Dronedarone (Multaq) fails in clinical trial

HAMILTON, ONTARIO, CANADA. In July 2009 the US Food and Drug Administration approved the antiarrhythmic drug dronedarone (Multaq) for the treatment of atrial fibrillation (AF) in patients without severe systolic heart failure. The approval was based on three clinical trials (EURIDIS, ADONIS, ANDROMEDA) involving almost 2000 patients with AF and various comorbidities. The ANDROMEDA trial involving 600 patients with advanced congestive heart failure. In the 2 months the trial lasted, 8% of the patients receiving dronedarone died vs. 3.8% in the placebo group.

Nevertheless, in July 2010, an international group of researchers decided to go ahead with a new trial (PALLAS) designed to determine if treatment with dronedarone (400 mg twice daily) would reduce the rate of major cardiovascular events and associated hospitalizations in high risk patients with permanent AF. In July 2011 a total of 3236 patients had been enrolled. The average age of the patients was 75 years, 64% were male, 41% had coronary artery disease, 85% had hypertension, 35% diabetes, and about two-thirds of them had a history of heart failure. One-third of the patients were on digoxin and 84% received warfarin, but were only within the proper INR range 57% of the time. On July 15, 2011 when the trial was prematurely halted twice as many patients in the dronedarone group had died or suffered a stroke or heart attack when compared to the placebo group. The rate of unplanned hospitalizations for heart failure and other cardiovascular causes was 31%/year in the dronedarone group and 16%/year in the placebo group. Arrhythmia-related mortality was 3 times higher in the dronedarone group than in the placebo group indicating that dronedarone can cause dangerous ventricular arrhythmias in high-risk permanent afibbers. The use of dronedarone was found to be particularly dangerous in patients with diabetes.

The researchers conclude that dronedarone increases the rate of heart failure, stroke and death from cardiovascular causes in high-risk patients with permanent AF and consequently should not be prescribed for this patient population.
Connolly, SJ, et al. Dronedarone in high-risk permanent atrial fibrillation. New England Journal of Medicine, November 14, 2011 [Epub ahead of print]
Nattel, S. Dronedarone in atrial fibrillation – Jekyll and Hyde? New England Journal of Medicine, November 14, 2011 [Epub ahead of print]

Editor’s comment: Unfortunately, this report is not the first pointing to a less than sterling safety profile for dronedarone.

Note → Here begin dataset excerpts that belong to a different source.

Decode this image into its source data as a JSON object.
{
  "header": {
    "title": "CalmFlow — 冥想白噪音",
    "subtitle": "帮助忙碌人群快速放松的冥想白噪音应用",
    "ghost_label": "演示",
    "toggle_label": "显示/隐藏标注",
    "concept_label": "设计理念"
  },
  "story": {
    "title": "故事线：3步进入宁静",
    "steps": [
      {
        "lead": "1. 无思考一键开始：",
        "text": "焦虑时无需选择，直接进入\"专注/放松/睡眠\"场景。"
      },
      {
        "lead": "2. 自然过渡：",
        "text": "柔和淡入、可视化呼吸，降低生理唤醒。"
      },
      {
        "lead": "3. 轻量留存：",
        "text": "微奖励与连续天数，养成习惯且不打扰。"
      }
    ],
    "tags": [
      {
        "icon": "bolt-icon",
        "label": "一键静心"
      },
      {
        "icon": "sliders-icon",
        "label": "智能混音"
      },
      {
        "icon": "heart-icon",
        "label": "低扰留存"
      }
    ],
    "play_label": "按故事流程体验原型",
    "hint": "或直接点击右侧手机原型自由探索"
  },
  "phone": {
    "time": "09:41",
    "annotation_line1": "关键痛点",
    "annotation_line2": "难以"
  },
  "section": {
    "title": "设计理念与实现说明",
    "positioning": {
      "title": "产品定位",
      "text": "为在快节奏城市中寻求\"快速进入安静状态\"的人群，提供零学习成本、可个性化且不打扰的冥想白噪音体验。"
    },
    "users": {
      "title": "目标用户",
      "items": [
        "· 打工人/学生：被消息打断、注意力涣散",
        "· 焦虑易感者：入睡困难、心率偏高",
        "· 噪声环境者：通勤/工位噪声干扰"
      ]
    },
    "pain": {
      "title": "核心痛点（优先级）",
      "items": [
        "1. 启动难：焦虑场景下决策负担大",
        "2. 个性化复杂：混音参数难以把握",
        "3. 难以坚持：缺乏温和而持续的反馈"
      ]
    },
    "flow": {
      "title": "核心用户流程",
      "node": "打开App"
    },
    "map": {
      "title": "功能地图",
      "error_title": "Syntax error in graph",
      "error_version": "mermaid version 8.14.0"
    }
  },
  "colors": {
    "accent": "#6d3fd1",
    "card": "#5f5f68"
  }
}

On September 22, 2011 the European Medicines Agency (EMA) issued a bulletin recommending restricting the use of dronedarone to cases where no other drugs had proven effective. This recommendation was partly based on the results of the prematurely-halted PALLAS trial. The EMA recommends that dronedarone use should be restricted to patients with paroxysmal or persistent AF when they are in normal sinus rhythm. It should not be used when patients are in AF, nor in those with permanent AF or heart failure. In any case, patients on the drug should be monitored by a specialist and have their lung, liver and heart rhythm function checked regularly.

Several electrophysiologists have expressed their misgivings about the drug. Dr. Steven Nissen of the Cleveland Clinic believes dronedarone is outright dangerous and Dr. Sanjay Kaul of Cedar-Sinai Medical Center in Los Angeles says that the drug does not even appear to be safe in intermediate-risk patients. It seems to me that giving paroxysmal afibbers a drug that becomes dangerous whenever they actually experience AF is a less than smart move. I think dronedarone deserves a place, alongside digoxin and sotalol, as the most useless pharmaceutical drug for lone AF patients.